Sometimes when you’re built to be so strong, being soft seems like a weakness. You hold these ideas of what strength looks like and although in solitude you may be a mess, your exterior to the world NEEDS to show resilience. The vulnerability I have given to all of you, through art and acts of service have truly saved my life. Had I not had the outlet of transparency throughout some of my hardest times, I don’t believe I would have made it this far. I am thankful that I have been able to show my weaknesses, my faults, my unhealthy behaviors and my shame on a public forum which has forced me to be accountable to those who have listened with kind ears and open hearts. It has been a pleasure to hear the stories of those who have struggled like me and have found solace in my story, your stories and words of encouragement have kept me going. Despite my strong exterior, there have been many times I have debated taking my own life in order to save myself from myself, but to be considered a role model and the responsibility of leadership that has been placed on me throughout this journey really helped me to persevere and endure whatever the next day would bring. I am not perfect and I could never do this alone, so thank you from the bottom of my heart for being with me when I needed you all the most. I promise you, the best is yet to come.
This is a new era of freedom that will no longer stand on pain or power but on peace and clarity. God has placed an opportunity for me to just stand in the comfort of acceptance, acceptance of who I am while not in control but as a servant to just LIVE. I don’t want the power of leading any of you, I want you all to see a woman who has given her life to the service of others but I first need to be of service to God and then to myself.

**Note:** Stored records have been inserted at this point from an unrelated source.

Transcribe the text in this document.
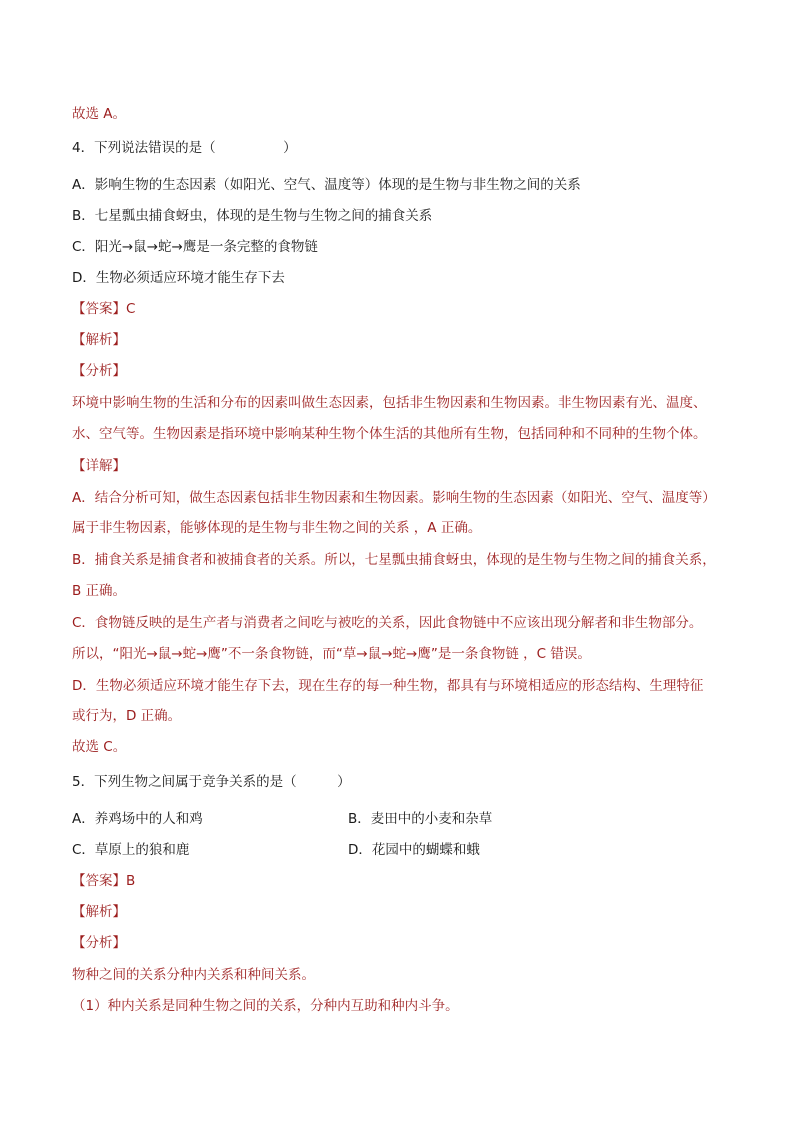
故选 A。
4．下列说法错误的是（　　　　　）
A．影响生物的生态因素（如阳光、空气、温度等）体现的是生物与非生物之间的关系
B．七星瓢虫捕食蚜虫，体现的是生物与生物之间的捕食关系
C．阳光→鼠→蛇→鹰是一条完整的食物链
D．生物必须适应环境才能生存下去
【答案】C
【解析】
【分析】
环境中影响生物的生活和分布的因素叫做生态因素，包括非生物因素和生物因素。非生物因素有光、温度、
水、空气等。生物因素是指环境中影响某种生物个体生活的其他所有生物，包括同种和不同种的生物个体。
【详解】
A．结合分析可知，做生态因素包括非生物因素和生物因素。影响生物的生态因素（如阳光、空气、温度等）
属于非生物因素，能够体现的是生物与非生物之间的关系 ，A 正确。
B．捕食关系是捕食者和被捕食者的关系。所以，七星瓢虫捕食蚜虫，体现的是生物与生物之间的捕食关系，
B 正确。
C．食物链反映的是生产者与消费者之间吃与被吃的关系，因此食物链中不应该出现分解者和非生物部分。
所以，“阳光→鼠→蛇→鹰”不一条食物链，而“草→鼠→蛇→鹰”是一条食物链 ，C 错误。
D．生物必须适应环境才能生存下去，现在生存的每一种生物，都具有与环境相适应的形态结构、生理特征
或行为，D 正确。
故选 C。
5．下列生物之间属于竞争关系的是（　　　）
A．养鸡场中的人和鸡	B．麦田中的小麦和杂草
C．草原上的狼和鹿	D．花园中的蝴蝶和蛾
【答案】B
【解析】
【分析】
物种之间的关系分种内关系和种间关系。
（1）种内关系是同种生物之间的关系，分种内互助和种内斗争。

I cannot lead without leading by example. I cannot serve without first serving God. That means making a priority of placing myself in spaces of love, compassion, appreciation, and faith. Now as I walk in the clarity of the Holy Spirit, I can see how I allowed myself to stay in toxic environments surrounded by toxic people who disrespected me and my boundaries for so long. I spent decades trying to compensate for the inability to save my sons father that I tried to save everyone who I felt needed saving. I AM NOT JESUS, IT IS NOT MY JOB TO SAVE ANYONE. (Ac. 4:12) Although I would love to see the world fall into the serene tranquility of true and honest freedom, I understand that not everyone will understand or accept my truth as their own. Everyone has to find their own space of content within themselves, where they are forced to reconcile with their past and relinquish the act of control over their future. True freedom lives in the present moment. (Gal. 5:1)
Today I introduce the new and improved XOCHI, who just IS. I’m thankful for the space you all have allowed me to have and hold but I offer you a space of your own. I don’t want you to be held in the what if’s or the how come’s, just in the I CAN’s and the I WILL’s. We all deserve to know and love and respect ourselves, for who we are, what we went through and the person we’re becoming. We’re all allowed to change and develop and move differently as life is not meant to be a cycling roller coaster of the same old shit. Try the new thing. Exit the bad things. Never fall into the lie that you’re only meant to be one thing.
Finding yourself takes courage, lets do this TOGETHER.